SLS concept  (Source:
This flight software is needed to control the launch vehicle both during flight and preflight tanking operations

Boeing gave NASA's new Space Launch System (SLS) a huge boost by delivering the first three flight computer software test beds needed for launch vehicle control.

NASA's SLS is an advanced heavy lift vehicle that was designed to carry the Orion Multi-purpose Crew Vehicle and cargo. It will also be used as a backup for commercial and international partner transportation to the International Space Station (ISS).

Boeing delivered the three flight computer software test beds on April 25, which was ahead of schedule. This flight software is needed to control the launch vehicle both during flight and preflight tanking operations.

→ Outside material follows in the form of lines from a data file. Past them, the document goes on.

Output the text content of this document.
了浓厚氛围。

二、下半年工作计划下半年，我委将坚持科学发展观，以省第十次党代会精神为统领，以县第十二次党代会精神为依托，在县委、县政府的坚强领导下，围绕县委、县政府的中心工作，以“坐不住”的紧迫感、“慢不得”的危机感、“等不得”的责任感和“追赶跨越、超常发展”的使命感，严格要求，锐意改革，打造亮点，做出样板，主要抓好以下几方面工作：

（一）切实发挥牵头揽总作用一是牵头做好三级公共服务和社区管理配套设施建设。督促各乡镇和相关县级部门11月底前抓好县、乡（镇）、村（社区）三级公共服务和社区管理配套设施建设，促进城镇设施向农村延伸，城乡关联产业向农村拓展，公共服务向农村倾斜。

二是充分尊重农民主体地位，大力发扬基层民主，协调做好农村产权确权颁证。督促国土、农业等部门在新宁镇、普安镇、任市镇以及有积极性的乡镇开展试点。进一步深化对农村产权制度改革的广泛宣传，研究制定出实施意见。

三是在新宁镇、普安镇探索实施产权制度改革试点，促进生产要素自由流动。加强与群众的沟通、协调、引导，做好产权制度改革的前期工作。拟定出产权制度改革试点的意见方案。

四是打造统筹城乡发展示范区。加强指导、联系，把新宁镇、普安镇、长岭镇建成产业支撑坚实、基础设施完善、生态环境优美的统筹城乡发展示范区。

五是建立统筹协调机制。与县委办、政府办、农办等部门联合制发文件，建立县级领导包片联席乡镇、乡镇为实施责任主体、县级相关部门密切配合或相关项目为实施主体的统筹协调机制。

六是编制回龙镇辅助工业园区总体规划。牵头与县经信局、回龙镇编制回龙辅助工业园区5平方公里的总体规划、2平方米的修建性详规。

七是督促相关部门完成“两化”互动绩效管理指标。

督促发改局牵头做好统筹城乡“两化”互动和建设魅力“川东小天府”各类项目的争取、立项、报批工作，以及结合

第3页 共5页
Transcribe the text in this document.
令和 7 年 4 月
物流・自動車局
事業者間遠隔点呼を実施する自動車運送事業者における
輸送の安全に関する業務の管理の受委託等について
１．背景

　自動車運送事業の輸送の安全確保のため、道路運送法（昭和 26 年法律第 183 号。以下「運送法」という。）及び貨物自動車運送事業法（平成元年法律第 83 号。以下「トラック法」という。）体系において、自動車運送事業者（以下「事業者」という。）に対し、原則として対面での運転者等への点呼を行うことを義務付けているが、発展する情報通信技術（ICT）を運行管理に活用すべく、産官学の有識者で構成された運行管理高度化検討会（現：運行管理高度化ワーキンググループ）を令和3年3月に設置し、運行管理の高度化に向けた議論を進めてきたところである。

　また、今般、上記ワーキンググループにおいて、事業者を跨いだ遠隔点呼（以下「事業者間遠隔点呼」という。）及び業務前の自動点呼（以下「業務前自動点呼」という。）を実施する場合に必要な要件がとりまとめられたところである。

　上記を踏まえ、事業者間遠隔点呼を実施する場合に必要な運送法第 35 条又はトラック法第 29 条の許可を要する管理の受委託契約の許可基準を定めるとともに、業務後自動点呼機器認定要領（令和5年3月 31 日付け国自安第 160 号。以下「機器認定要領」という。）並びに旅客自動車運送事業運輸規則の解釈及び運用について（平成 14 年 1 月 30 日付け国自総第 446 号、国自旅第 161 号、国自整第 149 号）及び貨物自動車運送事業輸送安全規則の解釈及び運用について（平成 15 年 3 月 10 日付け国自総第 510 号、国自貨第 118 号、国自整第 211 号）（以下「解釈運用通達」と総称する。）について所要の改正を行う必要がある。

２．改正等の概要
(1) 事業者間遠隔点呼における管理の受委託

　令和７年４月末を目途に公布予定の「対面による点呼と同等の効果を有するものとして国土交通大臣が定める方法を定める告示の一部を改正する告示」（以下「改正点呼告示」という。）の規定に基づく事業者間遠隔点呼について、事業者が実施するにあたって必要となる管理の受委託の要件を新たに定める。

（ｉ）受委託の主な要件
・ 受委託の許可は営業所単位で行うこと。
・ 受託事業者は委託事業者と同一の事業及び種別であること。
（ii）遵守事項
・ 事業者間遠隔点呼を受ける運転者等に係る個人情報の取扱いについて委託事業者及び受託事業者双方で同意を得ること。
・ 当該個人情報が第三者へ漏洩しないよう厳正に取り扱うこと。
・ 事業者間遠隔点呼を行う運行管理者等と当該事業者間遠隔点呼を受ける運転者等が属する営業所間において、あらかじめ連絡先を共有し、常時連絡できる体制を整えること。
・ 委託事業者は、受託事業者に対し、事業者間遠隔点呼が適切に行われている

There are three processors within each flight computer to analyze data. They then vote on a response before sending it from the computer, and from there, the three flight computers compare the answers to a solution and send commands to the launch vehicle.

"These are the most capable flight computers ever developed for human spaceflight," said Dane Richardson, manager for the Boeing SLS Avionics and Software Team. "They have the highest processing capability available in a flight computer and triple modular redundant processors. The technology is proven from years of satellite applications, and it's reliable enough to take SLS beyond Earth's orbit.

"The triple redundant processors make each computer reliable in the harsh radiation environment. Similarly, the three computers working in concert make the vehicle reliable. The configuration is called the flight computer operating group."

Boeing is playing a critical role in NASA's SLS development. Boeing is designing the two cryogenic stages in order to make rocket development and operations affordable. The two-stage vehicle configuration will offer a lift capability of over 130 metric tons, allowing NASA to delve into deep space exploration.

An initial flight-test configuration, which uses only the first stage with a 70-metric ton lift capacity, will take place in 2017.

Just last month, NASA announced that it was starting its second round of tests for the J-2X engine, which is the next generation liquid oxygen and liquid hydrogen rocket engine modeled after the J-2 engine that carried astronauts to the moon during the 1960s and 1970s. The J-2X engine is designed to power deep space missions and will be used for NASA's SLS.